The story of our introduction to community theatre can be found in this post about Opening New Doors. Long story short, my friend Jen asked me one day to be her stage manager for the production of Wizard of Oz she was directing. I said "yes", then went home and Googled "stage manager" and began a journey into a world I had known next to nothing about. I can never thank Jen enough for helping open that door. It's really enhanced our lives by giving us a whole new vocabulary, mental and verbal, to use to interpret the world. We don't look at any entertainment, especially live entertainment, the same way. We always enjoyed watching "making of" documentaries and the extras on DVDs, but now we can relate to Peter Jackson's dwarf camp prior to filming The Hobbit because we've seen munchkin camp in Jen's back yard. They are amazingly similar. We watch the rehearsal footage on the Making of The Sound of Music special and can't help but recalling our actors doing all the same things during rehearsals for BLT shows. The perspective simply makes entertainment even more entertaining. Knowledge has a way of doing that, I highly recommend aquiring as much as you can, especially in areas you are now unfamiliar with. Add to that the many opportunities for family involvement that theater offers, and I can not recommend the whole thing enough. We love it.

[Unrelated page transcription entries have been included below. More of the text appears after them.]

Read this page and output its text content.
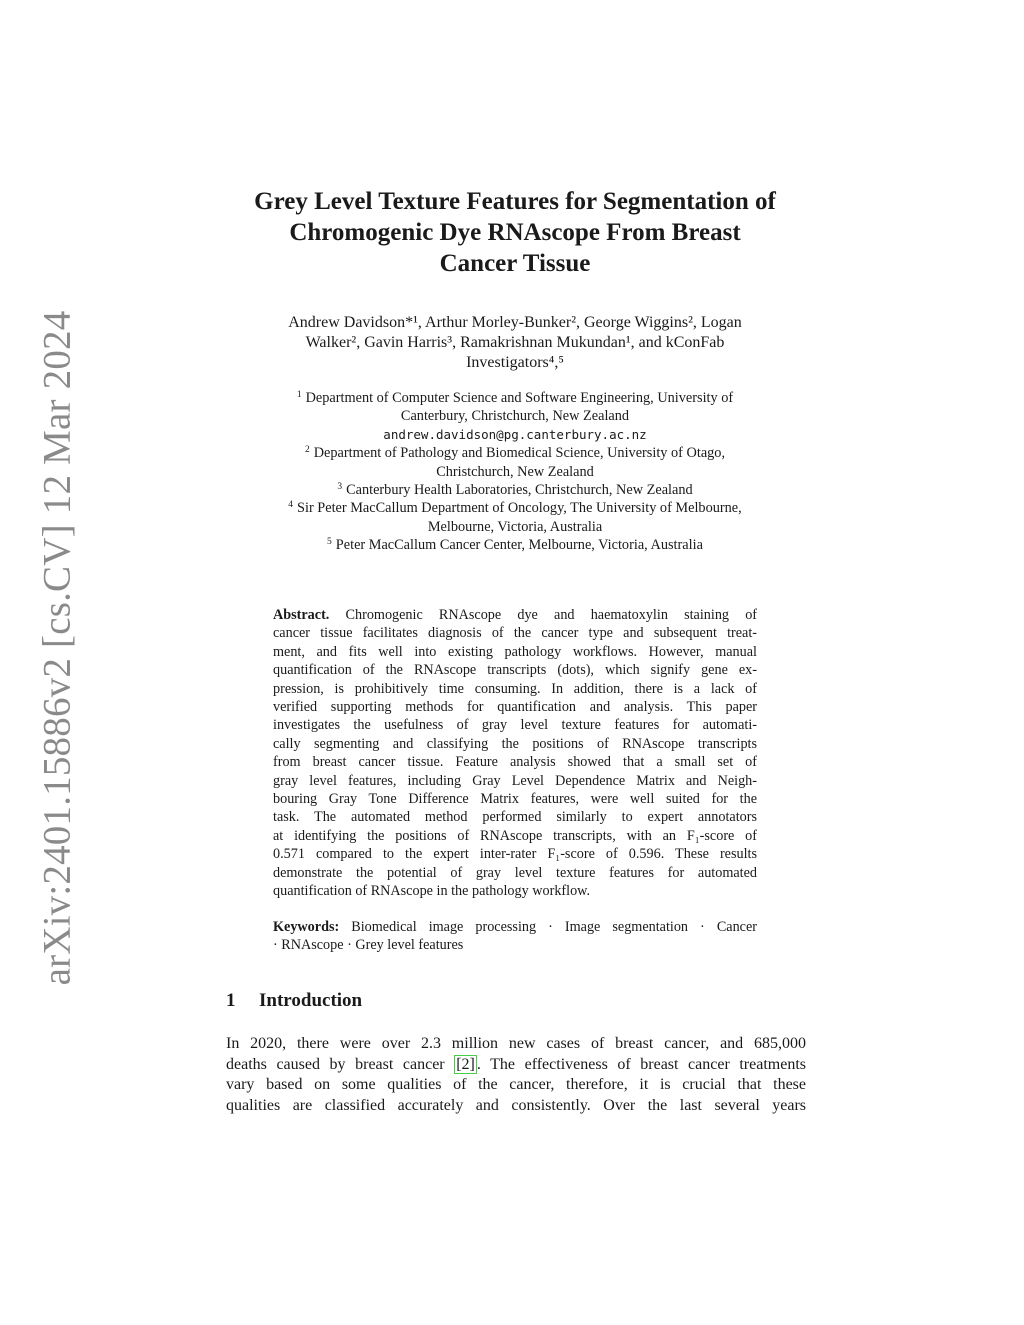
arXiv:2401.15886v2 [cs.CV] 12 Mar 2024
Grey Level Texture Features for Segmentation of
Chromogenic Dye RNAscope From Breast
Cancer Tissue

Andrew Davidson*¹, Arthur Morley-Bunker², George Wiggins², Logan
Walker², Gavin Harris³, Ramakrishnan Mukundan¹, and kConFab
Investigators⁴,⁵

$^1$ Department of Computer Science and Software Engineering, University of
Canterbury, Christchurch, New Zealand
andrew.davidson@pg.canterbury.ac.nz
$^2$ Department of Pathology and Biomedical Science, University of Otago,
Christchurch, New Zealand
$^3$ Canterbury Health Laboratories, Christchurch, New Zealand
$^4$ Sir Peter MacCallum Department of Oncology, The University of Melbourne,
Melbourne, Victoria, Australia
$^5$ Peter MacCallum Cancer Center, Melbourne, Victoria, Australia
Abstract. Chromogenic RNAscope dye and haematoxylin staining of
cancer tissue facilitates diagnosis of the cancer type and subsequent treat-
ment, and fits well into existing pathology workflows. However, manual
quantification of the RNAscope transcripts (dots), which signify gene ex-
pression, is prohibitively time consuming. In addition, there is a lack of
verified supporting methods for quantification and analysis. This paper
investigates the usefulness of gray level texture features for automati-
cally segmenting and classifying the positions of RNAscope transcripts
from breast cancer tissue. Feature analysis showed that a small set of
gray level features, including Gray Level Dependence Matrix and Neigh-
bouring Gray Tone Difference Matrix features, were well suited for the
task. The automated method performed similarly to expert annotators
at identifying the positions of RNAscope transcripts, with an F₁-score of
0.571 compared to the expert inter-rater F₁-score of 0.596. These results
demonstrate the potential of gray level texture features for automated
quantification of RNAscope in the pathology workflow.
Keywords: Biomedical image processing · Image segmentation · Cancer
· RNAscope · Grey level features
1 Introduction
In 2020, there were over 2.3 million new cases of breast cancer, and 685,000
deaths caused by breast cancer [2] . The effectiveness of breast cancer treatments
vary based on some qualities of the cancer, therefore, it is crucial that these
qualities are classified accurately and consistently. Over the last several years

So now I'm having to put my new-found knowledge to use as president of our theater board. I am still unclear exactly how this happened, it was mostly a matter of being the only guy willing, I guess. I do still feel a bit in over my head, but I'm getting over it. The board work is actually much more my speed than the show work (though I am learning!). I can organize and sell and move a meeting along as well as anyone. I've already achieved a few small victories (in my mind at least) and am more hopeful than wary moving forward. We have what looks to be a very entertaining season ahead of us and I have some very good people working with me on the board, so I think BLT's future looks pretty bright.

As does my own. My family is healthy and happy and loving and safe. I have another summer working as Jen's stage manager (this time on Into The Woods, a show I've actually seen on Broadway) to look forward to. We are planning a return to Disney World in the late fall to check out the Christmas happenings and the New Fantasyland expansion. The economic outlook appears to be helping my work prospects. All in all Moving Forward looks like a very good thing. And I'm dedicated to making it so. I wish you the same.